From here the formula for calculating the volume of a $n$-simplex in an $n$-dimensional space is given. Please how does one find the volume of the same simplex existing in a $(n+k)$-dimensional space
$k>=1$.
For example, say we have the following vertices $$ v_{1}, v_{2}, v_{3}, v_{4}$$ from a 3-simplex, the volume would be
$$ \frac{1}{3!}\begin{vmatrix} 1 & 1 & 1 & 1\\ v_{1} & v_{2} & v_{3} & v_{4}\\ \end{vmatrix} = \frac{1}{3!}\begin{vmatrix} 1 & 1 & 1 & 1\\ v_{1}.x & v_{2}.x & v_{3}.x & v_{4}.x\\ v_{1}.y & v_{2}.y & v_{3}.y & v_{4}.y\\ v_{1}.z & v_{2}.z & v_{3}.z & v_{4}.z\\ \end{vmatrix} $$
Now my challenge is getting the volume of some $3$-simplex in any $(3+k)$-dimensional space e.g. say k=2, that would mean the volume of a 3-simplex existing in a 5-dimensional space
The $n$-volume of the $n$-simplex with vertices $\vec v_0, …, \vec v_n ∈ \mathbb R^{n + k}$ is
$$\frac{1}{n!}\sqrt{\det(\mathbf A^\mathsf T\mathbf A)}, \quad \text{where } \mathbf A = \begin{bmatrix}\vec v_1 - \vec v_0 & \vec v_2 - \vec v_0 & ⋯ & \vec v_n - \vec v_0\end{bmatrix},$$
because all the entries of $\mathbf A^\mathsf T \mathbf A$ are dot products $(\vec v_i - \vec v_0) \cdot (\vec v_j - \vec v_0)$ which are preserved under any isometry $\mathbb R^n → \mathbb R^{n + k}$, and this reduces to the usual formula $\frac{1}{n!} \lvert\det \mathbf A\rvert$ when $k = 0$.
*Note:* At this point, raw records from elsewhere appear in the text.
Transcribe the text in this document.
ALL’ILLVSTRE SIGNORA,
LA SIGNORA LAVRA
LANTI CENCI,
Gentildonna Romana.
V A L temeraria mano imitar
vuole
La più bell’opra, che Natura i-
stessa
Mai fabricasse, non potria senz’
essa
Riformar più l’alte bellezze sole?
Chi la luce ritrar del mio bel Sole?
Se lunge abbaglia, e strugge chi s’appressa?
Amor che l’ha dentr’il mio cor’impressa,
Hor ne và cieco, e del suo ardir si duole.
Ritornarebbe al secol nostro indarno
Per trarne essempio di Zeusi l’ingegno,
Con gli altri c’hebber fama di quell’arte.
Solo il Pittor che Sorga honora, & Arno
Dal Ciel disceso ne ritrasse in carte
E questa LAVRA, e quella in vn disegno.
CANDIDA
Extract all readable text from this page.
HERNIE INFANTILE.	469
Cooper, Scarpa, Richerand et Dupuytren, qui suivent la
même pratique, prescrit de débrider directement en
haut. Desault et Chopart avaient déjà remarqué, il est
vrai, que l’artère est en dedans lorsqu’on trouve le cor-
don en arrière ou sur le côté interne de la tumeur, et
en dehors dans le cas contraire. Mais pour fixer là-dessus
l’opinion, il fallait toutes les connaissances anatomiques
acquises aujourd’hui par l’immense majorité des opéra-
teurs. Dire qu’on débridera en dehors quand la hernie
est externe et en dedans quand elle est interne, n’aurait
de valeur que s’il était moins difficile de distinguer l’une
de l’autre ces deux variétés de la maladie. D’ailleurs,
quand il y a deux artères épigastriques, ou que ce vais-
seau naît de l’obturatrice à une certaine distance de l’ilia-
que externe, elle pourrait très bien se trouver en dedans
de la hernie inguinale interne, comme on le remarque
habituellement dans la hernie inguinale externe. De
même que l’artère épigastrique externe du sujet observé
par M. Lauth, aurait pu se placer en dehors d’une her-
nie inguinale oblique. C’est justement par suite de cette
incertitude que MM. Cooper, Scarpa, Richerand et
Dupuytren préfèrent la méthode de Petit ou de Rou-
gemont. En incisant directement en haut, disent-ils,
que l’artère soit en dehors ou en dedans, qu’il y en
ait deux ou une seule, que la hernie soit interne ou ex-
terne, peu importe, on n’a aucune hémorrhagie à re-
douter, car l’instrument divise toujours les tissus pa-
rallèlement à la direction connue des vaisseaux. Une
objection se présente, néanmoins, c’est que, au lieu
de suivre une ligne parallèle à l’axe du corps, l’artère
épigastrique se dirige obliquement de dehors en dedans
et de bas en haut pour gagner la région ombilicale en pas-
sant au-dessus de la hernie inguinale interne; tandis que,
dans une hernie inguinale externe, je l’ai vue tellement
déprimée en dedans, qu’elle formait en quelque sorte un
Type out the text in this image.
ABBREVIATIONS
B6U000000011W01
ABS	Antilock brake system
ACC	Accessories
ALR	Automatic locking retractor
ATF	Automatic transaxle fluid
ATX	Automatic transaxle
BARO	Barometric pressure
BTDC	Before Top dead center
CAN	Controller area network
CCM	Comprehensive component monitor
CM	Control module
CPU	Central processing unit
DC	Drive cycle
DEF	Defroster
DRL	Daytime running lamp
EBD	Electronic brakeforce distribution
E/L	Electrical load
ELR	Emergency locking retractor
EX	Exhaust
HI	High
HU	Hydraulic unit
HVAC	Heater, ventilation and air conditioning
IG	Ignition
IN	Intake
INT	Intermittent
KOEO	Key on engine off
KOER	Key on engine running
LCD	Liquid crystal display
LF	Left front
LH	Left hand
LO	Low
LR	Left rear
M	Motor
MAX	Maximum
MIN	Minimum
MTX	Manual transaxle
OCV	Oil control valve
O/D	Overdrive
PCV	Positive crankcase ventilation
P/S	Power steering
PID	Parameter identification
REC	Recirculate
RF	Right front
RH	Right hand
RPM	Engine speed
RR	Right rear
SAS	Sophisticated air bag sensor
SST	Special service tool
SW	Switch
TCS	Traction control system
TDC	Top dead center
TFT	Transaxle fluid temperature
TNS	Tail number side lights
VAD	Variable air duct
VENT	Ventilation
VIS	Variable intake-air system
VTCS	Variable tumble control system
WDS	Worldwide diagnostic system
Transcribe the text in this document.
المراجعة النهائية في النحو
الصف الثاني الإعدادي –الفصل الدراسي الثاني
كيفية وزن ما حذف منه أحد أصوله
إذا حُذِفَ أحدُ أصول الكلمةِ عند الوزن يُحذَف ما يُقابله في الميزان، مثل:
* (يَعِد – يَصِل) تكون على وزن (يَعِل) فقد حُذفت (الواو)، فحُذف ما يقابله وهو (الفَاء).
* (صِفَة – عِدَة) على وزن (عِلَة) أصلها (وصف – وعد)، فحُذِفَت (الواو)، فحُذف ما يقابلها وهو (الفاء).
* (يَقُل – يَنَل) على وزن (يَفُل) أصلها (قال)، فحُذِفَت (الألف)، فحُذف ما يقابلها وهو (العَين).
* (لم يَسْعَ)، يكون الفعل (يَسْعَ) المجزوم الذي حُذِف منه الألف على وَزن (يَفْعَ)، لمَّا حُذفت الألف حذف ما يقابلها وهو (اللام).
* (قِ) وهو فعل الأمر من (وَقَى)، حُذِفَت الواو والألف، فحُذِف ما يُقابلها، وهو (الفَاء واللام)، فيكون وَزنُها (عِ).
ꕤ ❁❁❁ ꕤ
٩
(Note: the more symmetric formula using the matrix $\begin{bmatrix} \vec v_0 & \vec v_1 & \vec v_2 & ⋯ & \vec v_n \\ 1 & 1 & 1 & ⋯ & 1 \end{bmatrix}$ only works in $n$ dimensions. I just fixed an incorrect claim otherwise on Wikipedia.)